Best Salespeople of Vietnam: The Black Hmong and Red Dao

If you have merchandise or goods to sell, you could do far worse than to get ladies from Vietnam's ethnic minority hilltribes to do the selling. They are by far the most persuasive and tenacious of salespeople one is likely to encounter anywhere. This lady from the Black Hmong in Sapa got me to part with VND 220,000 (about SGD 14) for this exquisitely stitched shirt, after a healthy round of bargaining (the starting price was something like USD 20). There were smiles around - she got the cash, and I got something to wear at the next concert, plus this cheerful photo!

This lady from the Red Dao was still selling her handicrafts in the freezing cold at 9 pm at night. The street leading to Sapa's Chao Long Hotel was misted over and damp, yet that did not deter her from approaching me to sell this lovely bag. She got VND 150,000 (just under SGD 10) for her sheer determination, and I got a new bag to carry my concert booklets and CDs.


It is not true that the Red Dao women are totally averse to having their photographs taken (which is thought to take away part of their souls). For a potential sale of postcards, trinkets and handicrafts, they are more than willing to be models for wannabe photo-journalists. Rule of thumb: When you buy from one lady, you must also buy from the other. Then both of them will be happy and leave you alone.


Their modus operandi: most of the ladies will wait outside your hotel, any tourist attraction or wherever your vehicle stops, and they will gently approach you with offers to look at their merchandise. Any show of interest will attract further ladies, and within minutes you will be swamped. To avoid them, just say "No, thank you" and they will quietly disperse. Anything else, you'll have an entourage following you wherever you go.


For our trek to Lao Chai. four Black Hmong ladies and an infant formed our entourage. They were very friendly, non-aggressive and mostly helpful, especially in the matter of crossing small streams and mud tracks. They ask questions like, "Where do you come from? How old are you? What do you do?" Their sales pitch only comes hours later, when they have retured to their village or when they spot other tribes people approaching. In an essence, they have claimed us as "their tourists" and vice versa, and it would be remiss not to buy something - anything - from them.


Many of the ladies work on their crafts wherever they choose to sit down, as this Red Dao lady has done outside of Ta Phin Cavern.
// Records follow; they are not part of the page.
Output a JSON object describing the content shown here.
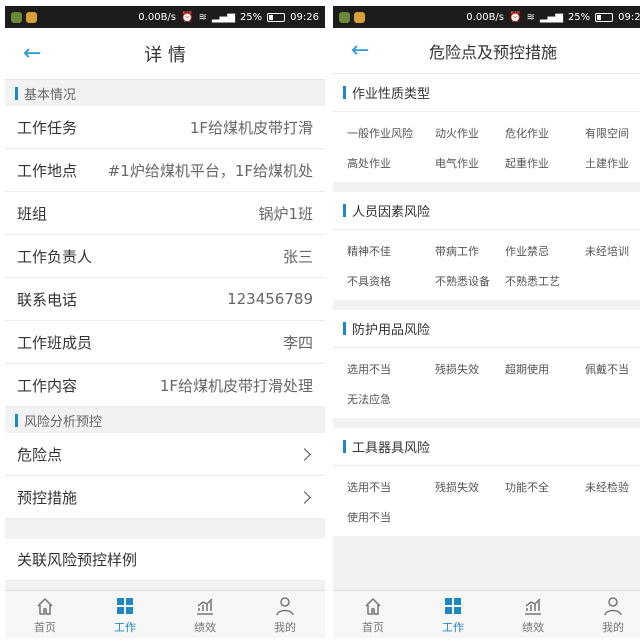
{
  "status": {
    "speed": "0.00B/s",
    "battery": "25%",
    "time": "09:26"
  },
  "left": {
    "title": "详 情",
    "section1": "基本情况",
    "rows": [
      {
        "label": "工作任务",
        "value": "1F给煤机皮带打滑"
      },
      {
        "label": "工作地点",
        "value": "#1炉给煤机平台，1F给煤机处"
      },
      {
        "label": "班组",
        "value": "锅炉1班"
      },
      {
        "label": "工作负责人",
        "value": "张三"
      },
      {
        "label": "联系电话",
        "value": "123456789"
      },
      {
        "label": "工作班成员",
        "value": "李四"
      },
      {
        "label": "工作内容",
        "value": "1F给煤机皮带打滑处理"
      }
    ],
    "section2": "风险分析预控",
    "links": [
      "危险点",
      "预控措施"
    ],
    "related": "关联风险预控样例"
  },
  "right": {
    "title": "危险点及预控措施",
    "sections": [
      {
        "name": "作业性质类型",
        "items": [
          "一般作业风险",
          "动火作业",
          "危化作业",
          "有限空间",
          "高处作业",
          "电气作业",
          "起重作业",
          "土建作业"
        ]
      },
      {
        "name": "人员因素风险",
        "items": [
          "精神不佳",
          "带病工作",
          "作业禁忌",
          "未经培训",
          "不具资格",
          "不熟悉设备",
          "不熟悉工艺"
        ]
      },
      {
        "name": "防护用品风险",
        "items": [
          "选用不当",
          "残损失效",
          "超期使用",
          "佩戴不当",
          "无法应急"
        ]
      },
      {
        "name": "工具器具风险",
        "items": [
          "选用不当",
          "残损失效",
          "功能不全",
          "未经检验",
          "使用不当"
        ]
      }
    ]
  },
  "tabs": [
    {
      "label": "首页",
      "icon": "home-icon"
    },
    {
      "label": "工作",
      "icon": "grid-icon",
      "active": true
    },
    {
      "label": "绩效",
      "icon": "chart-icon"
    },
    {
      "label": "我的",
      "icon": "user-icon"
    }
  ],
  "colors": {
    "accent": "#1e88c7",
    "back_arrow": "#2a9bd6"
  }
}
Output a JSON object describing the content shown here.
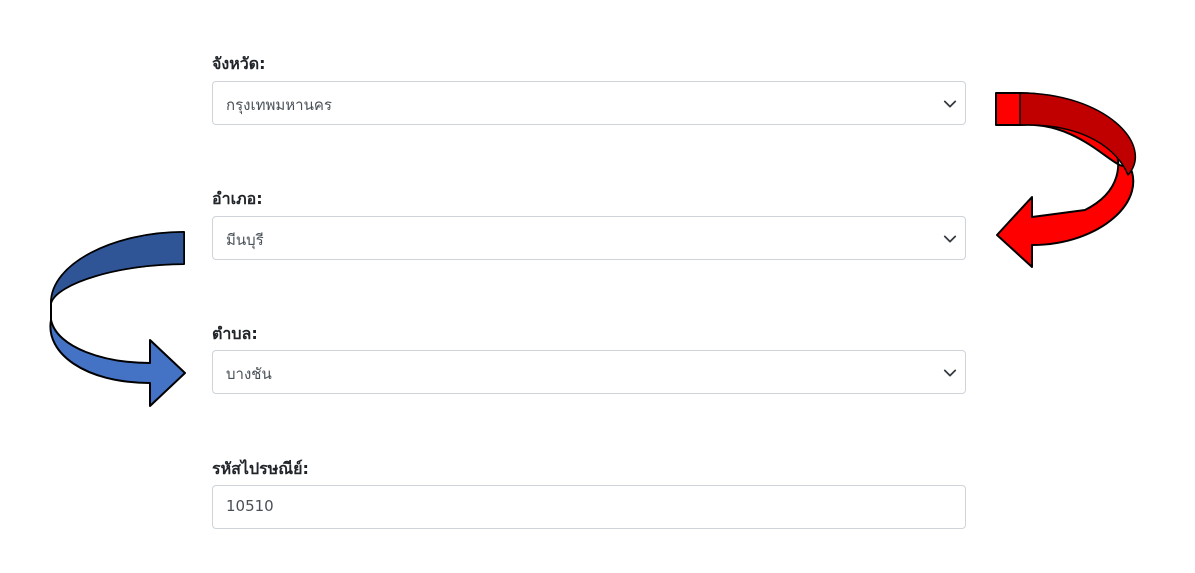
{
  "form": {
    "province": {
      "label": "จังหวัด:",
      "value": "กรุงเทพมหานคร",
      "control": "select"
    },
    "district": {
      "label": "อำเภอ:",
      "value": "มีนบุรี",
      "control": "select"
    },
    "subdistrict": {
      "label": "ตำบล:",
      "value": "บางชัน",
      "control": "select"
    },
    "postal_code": {
      "label": "รหัสไปรษณีย์:",
      "value": "10510",
      "control": "input"
    }
  },
  "annotations": {
    "arrow_province_to_district": {
      "color": "#e00000",
      "color_dark": "#c00000",
      "icon": "curved-arrow-icon"
    },
    "arrow_district_to_subdistrict": {
      "color": "#4472c4",
      "color_dark": "#2f5597",
      "icon": "curved-arrow-icon"
    }
  },
  "icons": {
    "select_caret": "chevron-down-icon"
  }
}
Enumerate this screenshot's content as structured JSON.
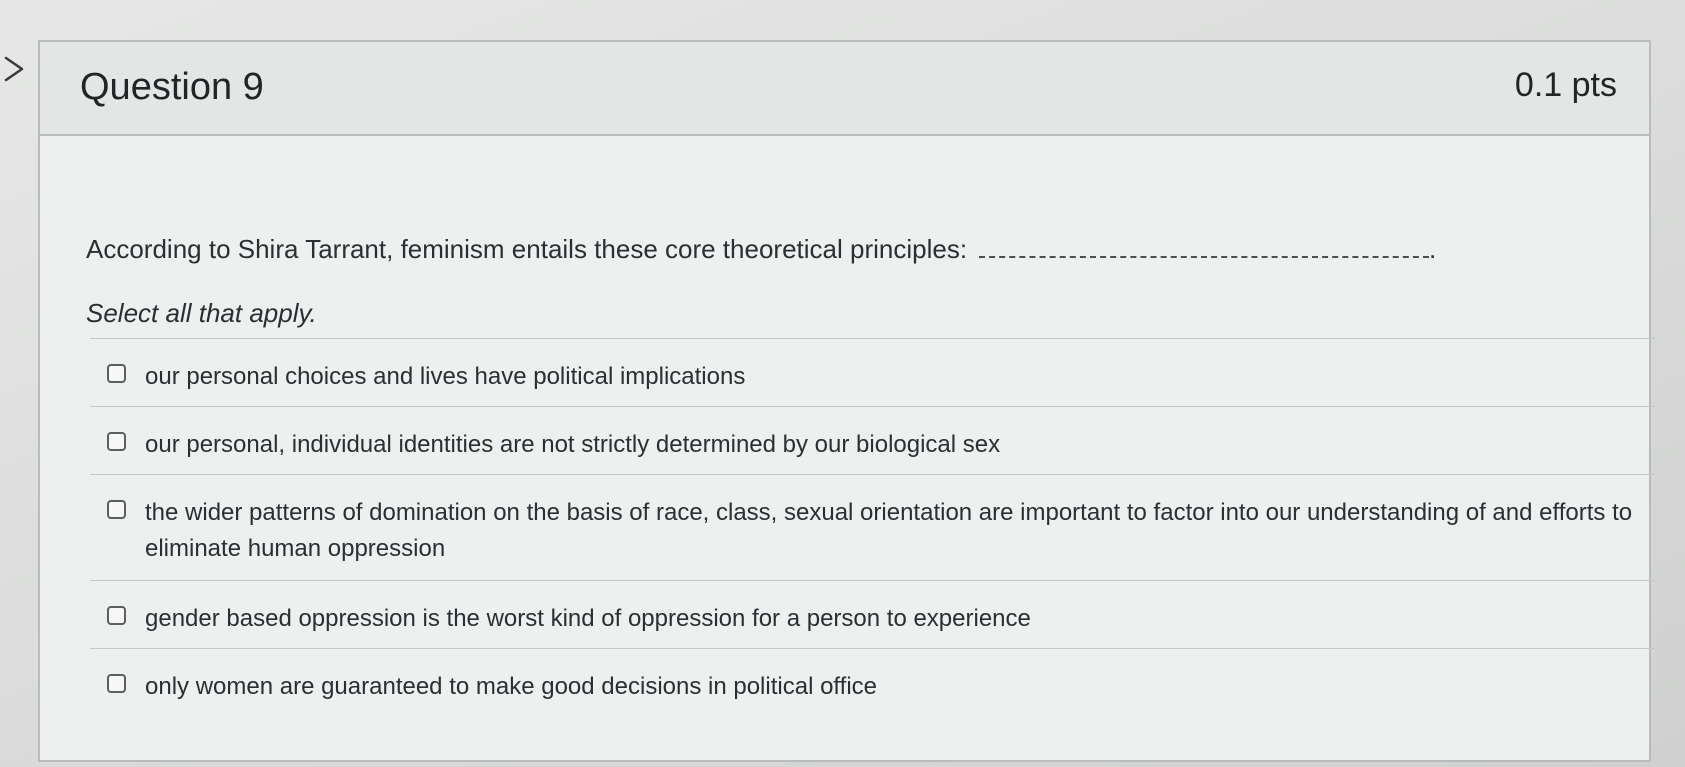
{
  "question": {
    "title": "Question 9",
    "points": "0.1 pts",
    "text": "According to Shira Tarrant, feminism entails these core theoretical principles:",
    "instruction": "Select all that apply."
  },
  "answers": [
    {
      "label": "our personal choices and lives have political implications",
      "checked": false
    },
    {
      "label": "our personal, individual identities are not strictly determined by our biological sex",
      "checked": false
    },
    {
      "label": "the wider patterns of domination on the basis of race, class, sexual orientation are important to factor into our understanding of and efforts to eliminate human oppression",
      "checked": false
    },
    {
      "label": "gender based oppression is the worst kind of oppression for a person to experience",
      "checked": false
    },
    {
      "label": "only women are guaranteed to make good decisions in political office",
      "checked": false
    }
  ],
  "icons": {
    "nav": "chevron-right-icon",
    "checkbox": "checkbox-unchecked-icon"
  },
  "colors": {
    "text": "#2a2f33",
    "card_border": "#b9bcbe",
    "header_bg": "#e4e5e5"
  }
}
Taking a short break, before the sales pitch begins.


Do not think for a moment that these ladies are not connected to the 21st century world. Almost all of them have cellular phones! The Red Dao lady in the middle doubles up as a medicine cum herbal treatment lady, and the handphone was a gift from her grateful patients.


Finally, our ways must part. I do so by buying something from the Red Dao ladies - a sling bag or cushion covers, anything will do. Anyway, some of the items are just too lovely to resist. Fact: I ended up buying more sling bags than my wife!